20 Maret 2021   07:07 Diperbarui: 20 Maret 2021   11:46 3523
+
Laporkan Konten
Laporkan Akun
Kompasiana adalah platform blog. Konten ini menjadi tanggung jawab bloger dan tidak mewakili pandangan redaksi Kompas.
Lihat foto
Periksa data dan atribusi sebelum Anda agihkan artikel ke hadapan pembaca (Foto: Unsplash/Trent Erwin)

Apa kabar, Kompasianer? Moga-moga kalian, tanpa kecuali, senantiasa sehat dan bahagia. Pagi ini saya ingin mengajak Anda bertamasya ke taman kata. Mari bersenang-senang bersama data dan atribusi.

Kita mulai dari erti data. Dalam sebuah tulisan, data memiliki posisi yang sangat strategis. Jika kita salah menerakan data, keabsahan tulisan kita patut dipertanyakan. Secara sederhana, data dapat kita maknai sebagai informasi atau keterangan yang benar dan nyata.
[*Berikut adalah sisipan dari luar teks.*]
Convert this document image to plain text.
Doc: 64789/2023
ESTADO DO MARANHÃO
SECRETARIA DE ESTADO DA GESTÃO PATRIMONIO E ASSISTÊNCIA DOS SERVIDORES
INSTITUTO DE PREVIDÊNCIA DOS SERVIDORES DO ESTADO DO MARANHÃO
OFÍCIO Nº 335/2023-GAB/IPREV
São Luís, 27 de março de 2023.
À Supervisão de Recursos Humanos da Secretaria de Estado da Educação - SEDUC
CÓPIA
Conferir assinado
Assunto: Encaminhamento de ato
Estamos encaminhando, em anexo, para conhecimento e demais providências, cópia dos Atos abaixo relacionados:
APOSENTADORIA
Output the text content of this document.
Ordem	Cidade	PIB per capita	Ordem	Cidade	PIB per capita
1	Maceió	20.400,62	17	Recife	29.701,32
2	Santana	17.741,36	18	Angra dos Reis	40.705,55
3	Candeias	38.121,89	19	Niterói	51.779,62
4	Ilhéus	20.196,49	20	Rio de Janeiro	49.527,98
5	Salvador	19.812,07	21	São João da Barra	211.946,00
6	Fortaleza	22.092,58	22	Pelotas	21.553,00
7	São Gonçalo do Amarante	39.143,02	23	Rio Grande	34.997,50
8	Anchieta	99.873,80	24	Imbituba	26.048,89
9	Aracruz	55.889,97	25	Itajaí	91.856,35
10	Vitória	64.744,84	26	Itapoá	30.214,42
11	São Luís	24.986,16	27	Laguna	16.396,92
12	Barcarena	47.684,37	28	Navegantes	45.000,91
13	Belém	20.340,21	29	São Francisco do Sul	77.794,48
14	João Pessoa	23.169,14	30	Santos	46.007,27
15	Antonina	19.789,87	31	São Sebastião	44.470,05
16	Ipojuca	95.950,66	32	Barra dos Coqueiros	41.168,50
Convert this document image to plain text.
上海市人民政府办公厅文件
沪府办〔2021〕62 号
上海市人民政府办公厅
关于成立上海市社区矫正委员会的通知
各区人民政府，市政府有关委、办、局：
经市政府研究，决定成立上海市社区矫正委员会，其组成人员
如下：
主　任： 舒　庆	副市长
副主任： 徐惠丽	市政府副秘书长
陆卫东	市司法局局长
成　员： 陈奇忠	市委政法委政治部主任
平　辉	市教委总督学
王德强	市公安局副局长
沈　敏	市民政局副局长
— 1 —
Selanjutnya, kita ulik dulu arti atribusi. Dalam satu tulisan, kita mesti memberi tahu pembaca dari mana data kita dapatkan. Ketika informasi yang kita cantumkan ke tubuh tulisan berasal dari pernyataan atau perkataan seseorang, atribusi narasumber harus jernih dan terang.

Berikutnya, kita selami makna akurasi. Definisi kata akurasi adalah ‘kecermatan, ketelitian, atau ketepatan’. Dengan demikian, data dan atribusi dalam tubuh tulisan harus memenuhi tiga syarat itu. Ketika memuat data dan atribusi, kita mesti cermat, teliti, dan tepat. Harus akurat!

Tiga hal itu yang akan saya udar sepagi ini. Semoga Anda tidak terberati. 

Periksa, catat, dan sunting (Foto: Shutterstock)
Periksa, catat, dan sunting (Foto: Shutterstock)

Kaidah memuat data dan atribusi

Belakangan ini karantina massal atas artikel Kompasianer kerap terjadi. Pelakunya jelas, mesin penguji akurasi. Operator mesinnya, Administratur Kompasiana. Kuasa mesin penguji akurasi amat dominan. Dalam menguji naskah, mesin penguji cenderung berlaku tiran, condong otoriter, dan naga-naganya sewenang-wenang.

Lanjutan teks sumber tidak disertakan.